Often an arc can be described by as few as 3 to 4 points. Curves with a
small radius of curvature and curves with inflections will require many
more points to faithfully render with quadratic curves. In considering the
number of points needed to faithfully render an outline adding points will
not necessarily produce a better result. The fewer points that are used
to describe a curve, the less space that is needed to store each glyph description
and hence the more compact the font. Fewer points also lead to faster scaling.
Too few points, however, can result in loss of fidelity to original design.
It is therefore desirable to use enough points to faithfully translate the
shape of a glyph but not so many that there is a needless loss of space
or speed in scaling. In addition to the loss of space and speed, an excessive
number of points can result in warbling (rapid modulations in the shape)
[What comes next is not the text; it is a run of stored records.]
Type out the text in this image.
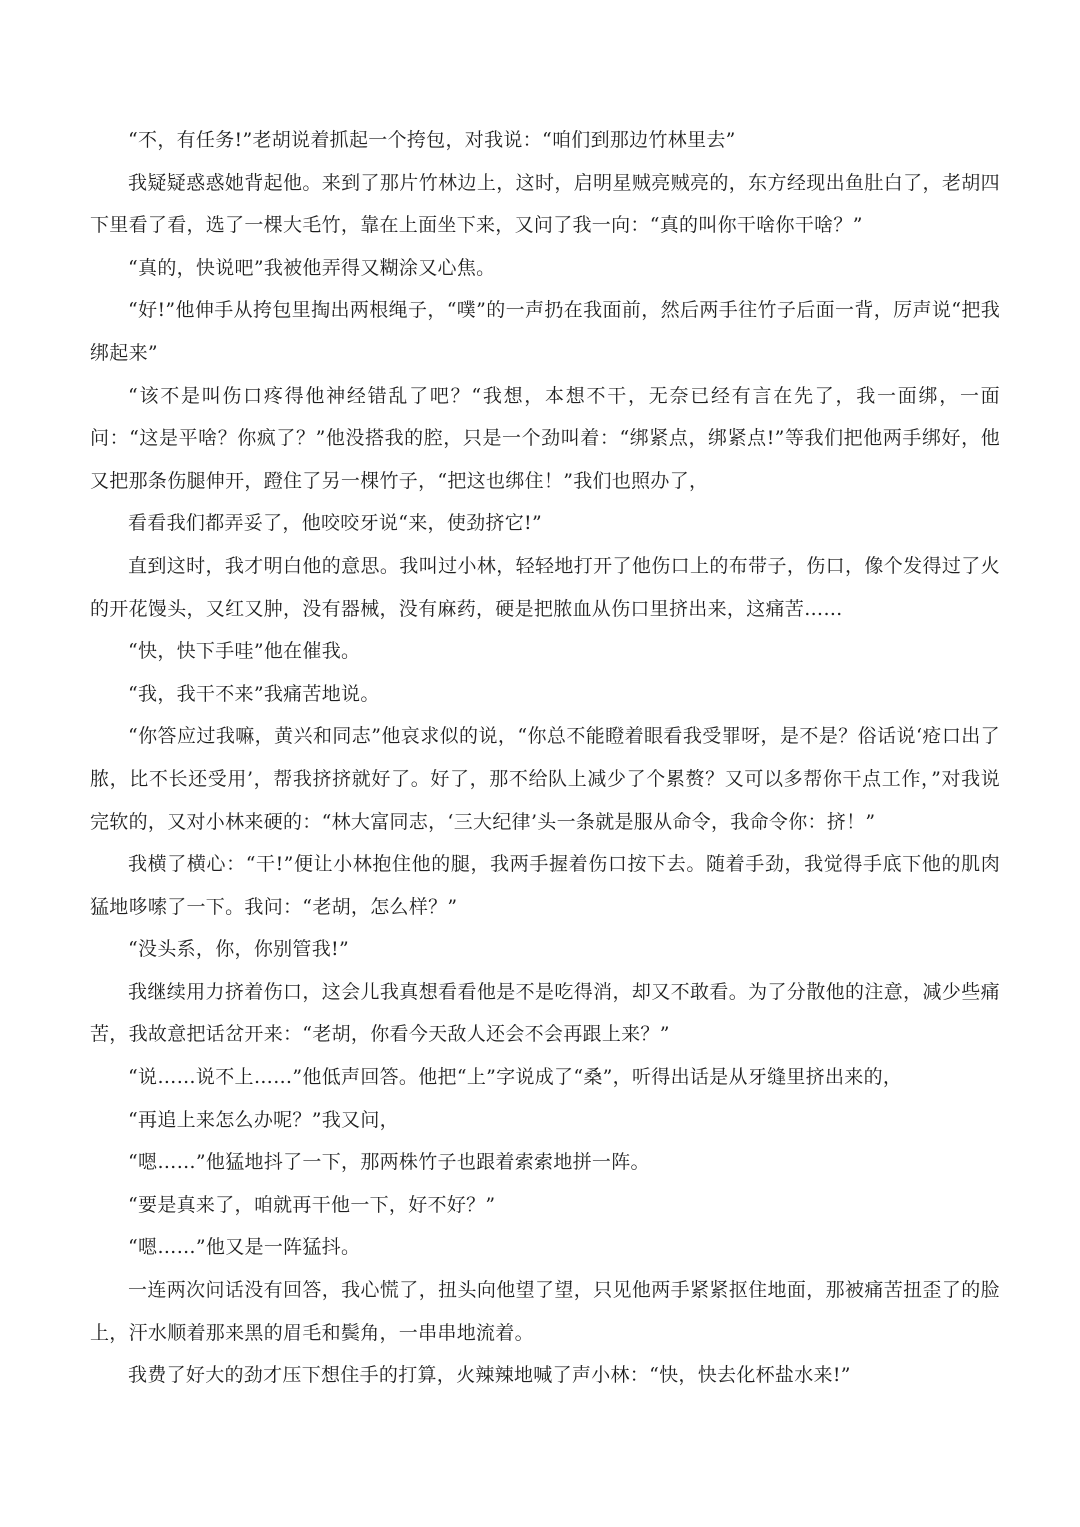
“不，有任务!”老胡说着抓起一个挎包，对我说：“咱们到那边竹林里去”

我疑疑惑惑她背起他。来到了那片竹林边上，这时，启明星贼亮贼亮的，东方经现出鱼肚白了，老胡四下里看了看，选了一棵大毛竹，靠在上面坐下来，又问了我一向：“真的叫你干啥你干啥？”

“真的，快说吧”我被他弄得又糊涂又心焦。

“好!”他伸手从挎包里掏出两根绳子，“噗”的一声扔在我面前，然后两手往竹子后面一背，厉声说“把我绑起来”

“该不是叫伤口疼得他神经错乱了吧？“我想，本想不干，无奈已经有言在先了，我一面绑，一面问：“这是平啥？你疯了？”他没搭我的腔，只是一个劲叫着：“绑紧点，绑紧点!”等我们把他两手绑好，他又把那条伤腿伸开，蹬住了另一棵竹子，“把这也绑住！”我们也照办了，

看看我们都弄妥了，他咬咬牙说“来，使劲挤它!”

直到这时，我才明白他的意思。我叫过小林，轻轻地打开了他伤口上的布带子，伤口，像个发得过了火的开花馒头，又红又肿，没有器械，没有麻药，硬是把脓血从伤口里挤出来，这痛苦……

“快，快下手哇”他在催我。

“我，我干不来”我痛苦地说。

“你答应过我嘛，黄兴和同志”他哀求似的说，“你总不能瞪着眼看我受罪呀，是不是？俗话说‘疮口出了脓，比不长还受用’，帮我挤挤就好了。好了，那不给队上减少了个累赘？又可以多帮你干点工作，”对我说完软的，又对小林来硬的：“林大富同志，‘三大纪律’头一条就是服从命令，我命令你：挤！”

我横了横心：“干!”便让小林抱住他的腿，我两手握着伤口按下去。随着手劲，我觉得手底下他的肌肉猛地哆嗦了一下。我问：“老胡，怎么样？”

“没头系，你，你别管我!”

我继续用力挤着伤口，这会儿我真想看看他是不是吃得消，却又不敢看。为了分散他的注意，减少些痛苦，我故意把话岔开来：“老胡，你看今天敌人还会不会再跟上来？”

“说……说不上……”他低声回答。他把“上”字说成了“桑”，听得出话是从牙缝里挤出来的，

“再追上来怎么办呢？”我又问，

“嗯……”他猛地抖了一下，那两株竹子也跟着索索地拼一阵。

“要是真来了，咱就再干他一下，好不好？”

“嗯……”他又是一阵猛抖。

一连两次问话没有回答，我心慌了，扭头向他望了望，只见他两手紧紧抠住地面，那被痛苦扭歪了的脸上，汗水顺着那来黑的眉毛和鬓角，一串串地流着。

我费了好大的劲才压下想住手的打算，火辣辣地喊了声小林：“快，快去化杯盐水来!”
due to noise in the data or roundoff error. Finally, too many points can
also make a font harder to instruct.
FIGURE 13, "Three circles too few(left), too many(middle), just
right (right)." shows three different attempts to define a circle.
In the leftmost example, four offcurve points are used but are insufficient
to produce a round shape. The rightmost example uses 8 offcurve points
which results in a circular curve that can be made a perfect circle with
the exception of an arbitrarily small error factor. The middle example,
also produces an accurate circular shape but uses more points than are necessary.
In particular the oncurve points, located at the midpoints of the tangents
to the curve, add no extra information and might have been omitted.
FIGURE 13
Three circles too few(left), too many(middle), just right (right)
Where should points be located?
A glyph outline should have points on extrema. That is, the curve positions
with minimum xvalue, minimum yvalue, maximum
xvalue and maximum yvalue should be marked by
curve points. Some systems for representing outline fonts require an oncurve
point at the point of tangency. This is not required in TrueType if the
tangency point is midway between the flanking offcurve points..
It is, however, important to put an oncurve point at an inflection point
in a curve. Inflection points are the point on the curve where the curvature
is zero. An inflection point can be implied if it happens to be at the midpoint
of the line connecting the offcurve points.